Zodra de golven op de Noordzee een beetje bedaard zijn, willen we naar Helgoland oversteken, een prima springplank voor zeilers die verder naar het noorden willen varen of weer terug naar Nederland. Helgoland ligt geïsoleerd, op zeventig mijl afstand van het vasteland, en centraal in de Duitse Bocht. Het blijft een beetje vreemd, een rode rots voor de Duitse waddeneilanden. We zeilen tegen hoog water door het zeegat tussen Spiekeroog en Wangerooge, waar de Harle-geul loopt, naar buiten. We nemen een nieuwe betonde doorbraak ter hoogte van de haven, die bij veel Nederlanders nog niet bekend is. Ook wij waren hiervan niet op de hoogte en namen op de heenreis nog de oude geul.



Eenmaal het zeegat uit zetten we koers naar Helgoland. We hebben geen last van de 'shipping lane'. In Duitsland mag je daar niet in de buurt komen. Wel gaan we dwars door een ankergebied, langs stilliggende grote schepen. Het is een snelle overtocht van 4,5 uur met twee riffen en een kleine genua.
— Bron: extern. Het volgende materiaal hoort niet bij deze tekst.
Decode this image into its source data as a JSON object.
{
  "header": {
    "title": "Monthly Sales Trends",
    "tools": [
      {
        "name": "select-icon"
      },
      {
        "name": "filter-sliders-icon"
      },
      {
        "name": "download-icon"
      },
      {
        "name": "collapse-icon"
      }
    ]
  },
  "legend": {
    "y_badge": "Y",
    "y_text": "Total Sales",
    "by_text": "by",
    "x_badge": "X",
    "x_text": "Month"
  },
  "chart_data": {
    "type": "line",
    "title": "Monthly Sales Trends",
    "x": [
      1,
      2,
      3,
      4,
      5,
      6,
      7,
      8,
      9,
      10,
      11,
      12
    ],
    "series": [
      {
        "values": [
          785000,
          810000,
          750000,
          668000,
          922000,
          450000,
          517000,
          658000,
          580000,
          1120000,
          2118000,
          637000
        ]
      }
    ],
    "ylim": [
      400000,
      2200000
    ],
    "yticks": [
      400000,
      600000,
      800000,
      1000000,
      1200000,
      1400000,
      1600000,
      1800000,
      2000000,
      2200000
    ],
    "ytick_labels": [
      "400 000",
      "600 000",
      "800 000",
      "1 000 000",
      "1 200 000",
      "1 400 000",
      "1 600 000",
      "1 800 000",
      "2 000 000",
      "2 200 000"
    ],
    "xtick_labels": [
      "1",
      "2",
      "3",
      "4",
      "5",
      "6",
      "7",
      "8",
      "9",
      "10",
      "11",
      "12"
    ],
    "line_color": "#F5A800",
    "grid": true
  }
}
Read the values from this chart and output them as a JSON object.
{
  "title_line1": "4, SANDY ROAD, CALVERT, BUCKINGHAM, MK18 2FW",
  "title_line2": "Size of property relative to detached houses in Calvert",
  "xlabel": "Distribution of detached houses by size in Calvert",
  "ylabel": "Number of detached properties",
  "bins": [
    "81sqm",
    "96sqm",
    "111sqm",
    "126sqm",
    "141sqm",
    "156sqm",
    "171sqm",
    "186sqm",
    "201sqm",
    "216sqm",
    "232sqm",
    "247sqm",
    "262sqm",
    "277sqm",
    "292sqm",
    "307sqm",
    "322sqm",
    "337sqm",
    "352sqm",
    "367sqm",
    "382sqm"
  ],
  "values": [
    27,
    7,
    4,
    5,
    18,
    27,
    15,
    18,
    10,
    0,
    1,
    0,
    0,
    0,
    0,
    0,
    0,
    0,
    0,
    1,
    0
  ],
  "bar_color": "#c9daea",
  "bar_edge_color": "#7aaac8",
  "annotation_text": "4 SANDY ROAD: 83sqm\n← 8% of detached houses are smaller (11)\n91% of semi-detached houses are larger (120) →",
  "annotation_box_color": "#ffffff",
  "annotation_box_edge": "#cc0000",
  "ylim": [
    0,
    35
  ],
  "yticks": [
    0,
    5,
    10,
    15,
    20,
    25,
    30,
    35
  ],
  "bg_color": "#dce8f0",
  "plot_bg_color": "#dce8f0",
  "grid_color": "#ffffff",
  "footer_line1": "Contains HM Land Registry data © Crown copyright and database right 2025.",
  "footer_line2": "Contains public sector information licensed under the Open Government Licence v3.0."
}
De grote haven is behoorlijk vol en we leggen de Zeevalk tegen een Nederlandse motorboot aan. Een mooie kade, vinden wij. Na verloop van tijd ligt iedereen vier dik en klotsen we aardig heen en weer met een zuidoostenwind. Ondanks onze monstertocht en moeheid van de zon en de wind, zal vannacht slapen moeilijk worden. Nu even niet aan denken. Ik sta te poppelen om met mijn kleine compactcamera naar de Jan van Genten te gaan, die ik tien jaar geleden - onbegrijpelijk - gemist heb. Ik moet opschieten, want het is al avond. We lopen omhoog en horen van veraf het geschreeuw van de grote imponerende en mooi getekende zeevogels.



Ze broeden in kolonies op richels van steile kusten, zoals op Helgoland. Om vis te bemachtigen, maken ze spectaculaire duikvluchten. De Jan van Gent brengt zijn hele leven op volle zee door, b
ehalve tijdens broedtijd. Ze zijn absoluut niet bang voor mensen en lijken het ook niet erg te vinden dat er tientallen mensen met enorme telelenzen vol voor hun snavel staan. Ik moet lachen om een paar vogelaars, die compleet in camouflagekleding rondlopen. Ik blijf een tijdje naar de Jantjes kijken en zie veel herkenning: een beetje ruzie maken met de buren, zorg voor elkaar en het jong, cadeautjes - zoals een bosje zeewier - meenemen van een lange vlucht, afscheid nemen om weer voedsel te zoeken, ... Ik kan er uren naar kijken.





Na een geweldig Helgoland-avontuur met de Jan van Genten, besluiten we verder te gaan. De golven rollen de haven in en de Zeevalk ligt ongemakkelijk te klotsen naast een motorboot. We twijfelen wel een beetje, omdat het hard waait en het zeker een pittig tochtje gaat worden.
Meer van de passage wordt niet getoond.